Dentro, entre las murallas, el tiempo parece haberse detenido. Allí siguen palpitantes el Hospital de la Misericordia, los grandes conventos de Santo Domingo, de Santa Clara, de Santo Toribio de Mogrovejo y de los jesuitas; allí se asoman en cada esquina el manicomio de la Divina Pastora, la Sociedad de Mejoras Públicas, el Mesón de don Sancho, el Portal de los Escribanos, la calle de los Santos de Piedra donde vivía Leona Cassiani y el palacio del marqués de Valdehoyos, donde la madera tallada y la piedra marina que enmarca los vanos tienen el aire de una canción antigua.

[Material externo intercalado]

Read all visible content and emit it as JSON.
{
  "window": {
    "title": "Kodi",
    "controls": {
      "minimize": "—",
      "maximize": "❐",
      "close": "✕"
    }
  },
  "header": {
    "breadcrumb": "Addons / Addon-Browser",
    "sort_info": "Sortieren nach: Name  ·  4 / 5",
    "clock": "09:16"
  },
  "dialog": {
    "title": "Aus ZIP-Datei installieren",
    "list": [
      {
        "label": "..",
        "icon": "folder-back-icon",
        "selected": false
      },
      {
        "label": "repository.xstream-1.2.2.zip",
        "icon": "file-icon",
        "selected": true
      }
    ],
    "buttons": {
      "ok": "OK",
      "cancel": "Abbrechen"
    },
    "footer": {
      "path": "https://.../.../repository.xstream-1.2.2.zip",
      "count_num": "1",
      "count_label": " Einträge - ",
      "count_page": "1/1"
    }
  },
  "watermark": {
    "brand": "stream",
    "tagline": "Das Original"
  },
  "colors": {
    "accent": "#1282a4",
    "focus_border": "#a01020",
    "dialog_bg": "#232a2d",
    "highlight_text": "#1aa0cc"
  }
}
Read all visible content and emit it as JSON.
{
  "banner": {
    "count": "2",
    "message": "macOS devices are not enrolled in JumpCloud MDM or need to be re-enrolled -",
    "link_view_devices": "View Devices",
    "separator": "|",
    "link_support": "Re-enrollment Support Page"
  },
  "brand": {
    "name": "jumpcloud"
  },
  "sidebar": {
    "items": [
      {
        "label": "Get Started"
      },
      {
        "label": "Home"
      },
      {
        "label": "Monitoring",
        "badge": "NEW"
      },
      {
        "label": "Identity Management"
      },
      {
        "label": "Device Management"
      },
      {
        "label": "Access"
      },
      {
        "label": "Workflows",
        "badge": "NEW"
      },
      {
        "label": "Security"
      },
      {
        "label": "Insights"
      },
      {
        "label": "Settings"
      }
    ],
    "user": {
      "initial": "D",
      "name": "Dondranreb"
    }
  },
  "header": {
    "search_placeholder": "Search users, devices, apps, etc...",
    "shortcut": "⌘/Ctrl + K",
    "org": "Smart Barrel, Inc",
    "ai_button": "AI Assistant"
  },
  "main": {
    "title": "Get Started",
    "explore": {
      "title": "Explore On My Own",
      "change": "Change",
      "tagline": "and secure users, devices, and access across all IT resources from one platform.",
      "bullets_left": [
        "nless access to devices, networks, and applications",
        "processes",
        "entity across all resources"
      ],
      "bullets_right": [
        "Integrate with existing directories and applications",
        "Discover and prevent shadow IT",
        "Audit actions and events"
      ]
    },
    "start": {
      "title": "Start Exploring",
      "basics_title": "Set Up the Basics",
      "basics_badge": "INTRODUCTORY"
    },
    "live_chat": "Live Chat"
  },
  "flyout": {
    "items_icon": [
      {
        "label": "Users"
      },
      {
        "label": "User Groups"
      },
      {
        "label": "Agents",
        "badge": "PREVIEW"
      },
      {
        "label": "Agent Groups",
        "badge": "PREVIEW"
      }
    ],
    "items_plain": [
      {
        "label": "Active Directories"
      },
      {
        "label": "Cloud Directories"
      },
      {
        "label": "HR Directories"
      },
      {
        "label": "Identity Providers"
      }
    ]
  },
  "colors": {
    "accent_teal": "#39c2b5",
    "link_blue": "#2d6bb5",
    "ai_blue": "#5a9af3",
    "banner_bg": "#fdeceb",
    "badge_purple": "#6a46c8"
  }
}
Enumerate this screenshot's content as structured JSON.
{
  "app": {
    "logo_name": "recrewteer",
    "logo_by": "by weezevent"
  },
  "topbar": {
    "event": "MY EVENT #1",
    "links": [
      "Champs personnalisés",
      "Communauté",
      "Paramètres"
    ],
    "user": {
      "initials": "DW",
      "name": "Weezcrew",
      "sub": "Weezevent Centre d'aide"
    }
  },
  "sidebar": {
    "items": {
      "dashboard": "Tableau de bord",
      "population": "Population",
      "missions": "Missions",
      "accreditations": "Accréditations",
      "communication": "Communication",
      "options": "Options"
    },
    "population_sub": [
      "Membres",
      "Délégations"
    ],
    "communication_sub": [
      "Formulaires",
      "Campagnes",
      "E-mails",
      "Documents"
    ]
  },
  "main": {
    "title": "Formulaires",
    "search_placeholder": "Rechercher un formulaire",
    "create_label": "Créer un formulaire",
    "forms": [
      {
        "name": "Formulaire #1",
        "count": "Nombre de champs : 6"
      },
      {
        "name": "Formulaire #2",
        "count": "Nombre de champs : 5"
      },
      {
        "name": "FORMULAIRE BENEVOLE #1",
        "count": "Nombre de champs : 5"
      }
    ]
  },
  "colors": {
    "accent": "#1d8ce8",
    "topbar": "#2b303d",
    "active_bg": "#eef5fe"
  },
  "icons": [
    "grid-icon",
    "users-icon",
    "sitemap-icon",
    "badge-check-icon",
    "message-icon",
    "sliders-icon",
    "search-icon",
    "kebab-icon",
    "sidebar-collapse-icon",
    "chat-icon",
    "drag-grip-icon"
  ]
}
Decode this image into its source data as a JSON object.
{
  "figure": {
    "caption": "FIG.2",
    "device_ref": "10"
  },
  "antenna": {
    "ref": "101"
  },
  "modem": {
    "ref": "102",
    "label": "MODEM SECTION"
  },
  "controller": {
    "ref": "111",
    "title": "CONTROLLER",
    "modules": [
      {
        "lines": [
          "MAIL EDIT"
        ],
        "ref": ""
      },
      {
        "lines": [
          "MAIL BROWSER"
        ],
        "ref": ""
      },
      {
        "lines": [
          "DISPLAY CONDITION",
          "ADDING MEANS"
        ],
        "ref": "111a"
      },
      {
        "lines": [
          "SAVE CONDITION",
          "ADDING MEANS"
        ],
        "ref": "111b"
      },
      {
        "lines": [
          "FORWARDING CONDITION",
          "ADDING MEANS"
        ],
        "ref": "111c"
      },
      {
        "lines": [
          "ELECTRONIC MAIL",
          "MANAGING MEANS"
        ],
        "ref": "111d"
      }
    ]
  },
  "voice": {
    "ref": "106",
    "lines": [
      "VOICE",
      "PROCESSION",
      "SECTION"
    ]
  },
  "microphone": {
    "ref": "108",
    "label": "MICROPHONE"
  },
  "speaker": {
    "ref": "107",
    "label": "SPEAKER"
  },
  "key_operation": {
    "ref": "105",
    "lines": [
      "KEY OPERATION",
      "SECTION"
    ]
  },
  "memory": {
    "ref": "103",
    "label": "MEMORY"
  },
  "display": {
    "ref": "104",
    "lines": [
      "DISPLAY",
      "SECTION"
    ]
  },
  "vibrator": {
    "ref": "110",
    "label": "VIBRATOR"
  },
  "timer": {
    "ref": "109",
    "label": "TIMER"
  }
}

En los alrededores se condensa el griterío y una masa que alcanza ya el millón de habitantes, la mayoría sin empleo y andando cada día «a la rebusca». Entre charcos y algún viejo árbol que sobrevivió a los ciclones, aparece el club «Burbujas de Amor» pintado de colorines, el «Estadero de la Ciénaga» la «Charrería de Cipotes y Mondongos», la Unidad Médica «La Magnífica» y la «Sociedad Colombiana de Reencauchutados». Todo convive con el glorioso ayer. El que evocaba Florez de Ocáriz en sus «Genealogías del Nuevo Reino de Granada». Las batallas contra los franceses en 1697 que narró detalladamente José Vallejo de la Canal, o contra los ingleses en 1741 que nos contaba Cristóbal Bermúdez de Plata. Las páginas minuciosas de Porto del Portillo en sus «Plazas y Calles de Cartagena» o el «Álbum… de Mansiones señoriales» de Pastor Restrepo. El ayer que hoy está vivo, y que cualquiera que acuda a Cartagena de Indias verá y soñará, todo a un tiempo, porque en esta ciudad americana, como en ninguna otra del mundo, se confunde la realidad y el sueño.